In April this year, my better half bought me a laptop I’d been wanting for a while, and was going to save up for. It was a very pleasant surprise.
I’d specced it out already (without knowing the cunning plan to buy it for me), so it had a 256GB solid state drive and a 750GB spinning drive, 16GB RAM, USB 3, a 17″ screen … I was really happy with it, and it was fast!
Since I got the machine, the USB 3 port never worked with USB 3 devices. I could get away with this because, well, it’s a nice-to-have.
A few months later, I noticed that the touchpad wasn’t working. Since I use a mouse exclusively, this wasn’t a problem, but it added up to two things wrong.
Then the SSD died, about three weeks ago. Now I know they have a tendency to die, so I made regular backups, extensive use of cloud storage, etc., etc.
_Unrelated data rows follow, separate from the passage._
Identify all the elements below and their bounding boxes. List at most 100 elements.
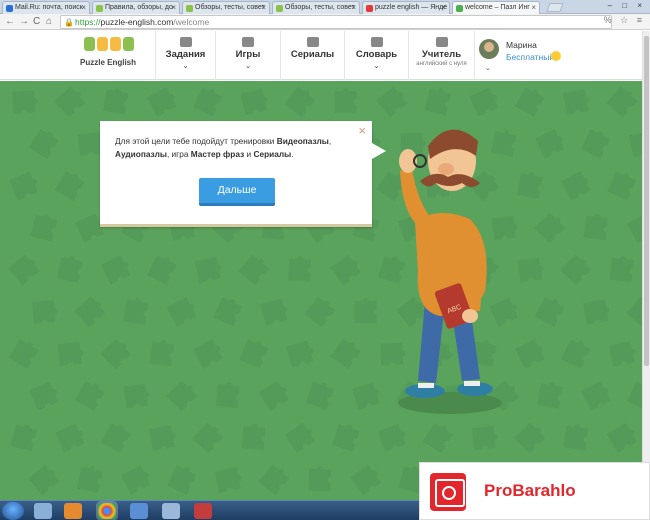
nav-item-tasks[interactable]: Задания ⌄ xyxy=(155,31,215,79)
browser-toolbar: ← → C ⌂ 🔒 https://puzzle-english.com/wel… xyxy=(0,14,650,30)
windows-start-icon[interactable] xyxy=(2,502,24,520)
puzzle-piece-shape xyxy=(54,86,86,118)
app-icon[interactable] xyxy=(194,503,212,519)
close-tab-icon[interactable]: × xyxy=(351,2,356,14)
puzzle-piece-shape xyxy=(537,382,563,409)
puzzle-piece-shape xyxy=(330,254,362,286)
puzzle-piece-shape xyxy=(166,297,197,327)
puzzle-piece-shape xyxy=(57,341,84,367)
browser-tab-strip: Mail.Ru: почта, поиск × Правила, обзоры, … xyxy=(0,0,650,14)
puzzle-piece-shape xyxy=(286,340,314,368)
close-tab-icon[interactable]: × xyxy=(261,2,266,14)
back-arrow-icon[interactable]: ← xyxy=(5,15,15,29)
forward-arrow-icon[interactable]: → xyxy=(19,15,29,29)
new-tab-button[interactable] xyxy=(546,3,564,12)
puzzle-piece-shape xyxy=(8,254,40,286)
puzzle-piece-shape xyxy=(123,298,149,325)
puzzle-piece-shape xyxy=(29,381,59,411)
tab-favicon-icon xyxy=(6,5,13,12)
puzzle-piece-shape xyxy=(194,256,222,284)
chrome-icon[interactable] xyxy=(98,503,116,519)
close-tab-icon[interactable]: × xyxy=(81,2,86,14)
user-plan-link[interactable]: Бесплатный xyxy=(506,52,554,62)
chevron-down-icon: ⌄ xyxy=(373,63,380,70)
puzzle-piece-shape xyxy=(627,381,642,411)
tab-favicon-icon xyxy=(456,5,463,12)
browser-tab[interactable]: Обзоры, тесты, совет × xyxy=(182,1,270,14)
puzzle-piece-shape xyxy=(628,130,642,158)
puzzle-piece-shape xyxy=(260,298,288,326)
nav-item-teacher[interactable]: Учитель английский с нуля xyxy=(408,31,474,79)
puzzle-piece-shape xyxy=(305,381,334,411)
dialog-message: Для этой цели тебе подойдут тренировки В… xyxy=(115,136,332,159)
user-menu[interactable]: Марина Бесплатный ⌄ xyxy=(474,31,642,79)
address-bar[interactable]: 🔒 https://puzzle-english.com/welcome xyxy=(60,15,612,29)
puzzle-piece-shape xyxy=(334,88,357,113)
puzzle-piece-shape xyxy=(534,212,566,244)
nav-item-games[interactable]: Игры ⌄ xyxy=(215,31,280,79)
puzzle-piece-shape xyxy=(100,338,132,370)
nav-item-dictionary[interactable]: Словарь ⌄ xyxy=(344,31,408,79)
puzzle-piece-shape xyxy=(101,255,131,285)
chevron-down-icon[interactable]: ⌄ xyxy=(485,64,491,72)
puzzle-piece-shape xyxy=(258,380,289,412)
puzzle-piece-shape xyxy=(8,338,39,370)
puzzle-piece-shape xyxy=(103,88,129,115)
browser-tab[interactable]: Mail.Ru: почта, поиск × xyxy=(2,1,90,14)
browser-tab-active[interactable]: welcome – Пазл Инг × xyxy=(452,1,540,14)
browser-extension-icons[interactable]: % ☆ ≡ xyxy=(604,15,645,26)
puzzle-piece-shape xyxy=(238,254,270,286)
lock-icon: 🔒 xyxy=(64,18,74,27)
nav-item-series[interactable]: Сериалы xyxy=(280,31,344,79)
puzzle-piece-shape xyxy=(149,425,176,451)
puzzle-piece-shape xyxy=(242,424,266,450)
close-tab-icon[interactable]: × xyxy=(171,2,176,14)
gamepad-icon xyxy=(242,37,254,47)
welcome-stage: ABC × Для этой цели тебе подойдут тренир… xyxy=(0,81,642,500)
puzzle-piece-shape xyxy=(608,340,636,368)
explorer-icon[interactable] xyxy=(34,503,52,519)
puzzle-piece-shape xyxy=(535,129,565,159)
puzzle-piece-shape xyxy=(74,380,105,412)
puzzle-piece-shape xyxy=(626,296,642,328)
window-controls[interactable]: – □ × xyxy=(608,1,646,10)
scrollbar-thumb[interactable] xyxy=(644,36,649,366)
puzzle-piece-shape xyxy=(534,297,565,327)
url-scheme: https:// xyxy=(75,17,101,27)
next-button[interactable]: Дальше xyxy=(199,178,275,206)
site-header: Puzzle English Задания ⌄ Игры ⌄ Сериалы … xyxy=(0,31,642,80)
puzzle-piece-shape xyxy=(606,422,637,454)
close-tab-icon[interactable]: × xyxy=(441,2,446,14)
audio-icon[interactable] xyxy=(130,503,148,519)
paint-icon[interactable] xyxy=(162,503,180,519)
puzzle-piece-shape xyxy=(609,256,634,283)
close-icon[interactable]: × xyxy=(358,123,366,138)
puzzle-piece-shape xyxy=(517,172,543,199)
puzzle-piece-shape xyxy=(560,254,592,286)
browser-tab[interactable]: Правила, обзоры, до × xyxy=(92,1,180,14)
clapperboard-icon xyxy=(306,37,319,47)
puzzle-piece-shape xyxy=(581,129,611,159)
puzzle-logo-icon xyxy=(84,37,140,55)
goal-dialog: × Для этой цели тебе подойдут тренировки… xyxy=(100,121,386,227)
puzzle-piece-shape xyxy=(304,296,336,328)
browser-tab[interactable]: Обзоры, тесты, совет × xyxy=(272,1,360,14)
tab-favicon-icon xyxy=(96,5,103,12)
puzzle-piece-shape xyxy=(351,382,380,410)
browser-tab[interactable]: puzzle english — Янде × xyxy=(362,1,450,14)
media-player-icon[interactable] xyxy=(64,503,82,519)
dictionary-icon xyxy=(370,37,383,47)
home-icon[interactable]: ⌂ xyxy=(46,15,52,29)
puzzle-piece-shape xyxy=(123,383,150,409)
puzzle-piece-shape xyxy=(10,424,38,452)
puzzle-piece-shape xyxy=(377,423,406,453)
site-logo[interactable]: Puzzle English xyxy=(80,37,140,67)
puzzle-piece-shape xyxy=(214,466,242,494)
close-tab-icon[interactable]: × xyxy=(531,2,536,14)
puzzle-piece-shape xyxy=(54,170,85,202)
page-scrollbar[interactable] xyxy=(642,31,650,500)
avatar[interactable] xyxy=(479,39,499,59)
graduation-cap-icon xyxy=(435,37,448,47)
reload-icon[interactable]: C xyxy=(33,15,40,29)
puzzle-piece-shape xyxy=(213,297,243,327)
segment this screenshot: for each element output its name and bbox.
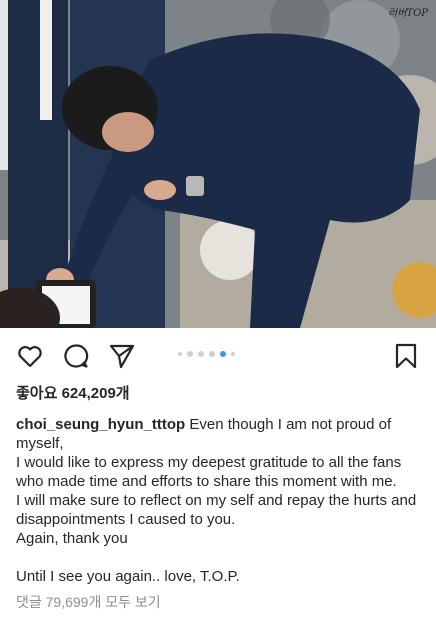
bookmark-icon bbox=[395, 343, 417, 369]
likes-count[interactable]: 좋아요 624,209개 bbox=[0, 383, 436, 405]
carousel-dot bbox=[187, 351, 193, 357]
comment-bubble-icon bbox=[64, 344, 89, 368]
like-button[interactable] bbox=[16, 342, 44, 370]
caption-line: Until I see you again.. love, T.O.P. bbox=[16, 568, 240, 585]
carousel-dot bbox=[231, 352, 235, 356]
save-button[interactable] bbox=[392, 342, 420, 370]
action-bar bbox=[0, 328, 436, 380]
carousel-dot bbox=[209, 351, 215, 357]
photo-watermark: 러버TOP bbox=[388, 8, 428, 19]
view-all-comments-link[interactable]: 댓글 79,699개 모두 보기 bbox=[0, 592, 436, 612]
heart-icon bbox=[18, 346, 42, 368]
caption-username[interactable]: choi_seung_hyun_tttop bbox=[16, 416, 185, 433]
comment-button[interactable] bbox=[62, 342, 90, 370]
caption-first-line: choi_seung_hyun_tttop Even though I am n… bbox=[16, 415, 420, 453]
post-caption: choi_seung_hyun_tttop Even though I am n… bbox=[0, 415, 436, 586]
carousel-dot bbox=[178, 352, 182, 356]
caption-line: Again, thank you bbox=[16, 530, 128, 547]
carousel-dot-active bbox=[220, 351, 226, 357]
paper-plane-icon bbox=[109, 344, 135, 369]
caption-line: I would like to express my deepest grati… bbox=[16, 454, 402, 490]
photo-illustration bbox=[0, 0, 436, 328]
carousel-dot bbox=[198, 351, 204, 357]
caption-line: I will make sure to reflect on my self a… bbox=[16, 492, 417, 528]
post-photo[interactable]: 러버TOP bbox=[0, 0, 436, 328]
share-button[interactable] bbox=[108, 342, 136, 370]
carousel-indicator bbox=[178, 351, 235, 357]
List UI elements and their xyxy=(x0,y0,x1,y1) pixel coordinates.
I figured now was a good time to send it in, and have them fix all three problems in one go.
The RMA process with ASUS started off well-enough: I sent an email with my error report, got an RMA number, and filled in a checklist of all the problems it had, which mirrored my original error report online.
After sending the package (at close to $200 in shipping, including insurance), I realised I’d left out the checklist, so I emailed them back and asked if I should send it separately. They said “Don’t worry. Unit is waiting for QC. RMA form won’t influence the repair.”
I got the laptop back today. The SSD has not been replaced. The USB 3 is still not working. The work order says that the touchpad was replaced.
So, I’ve requested a brand new laptop from them. If another RMA arises, I refuse to pay shipping this time.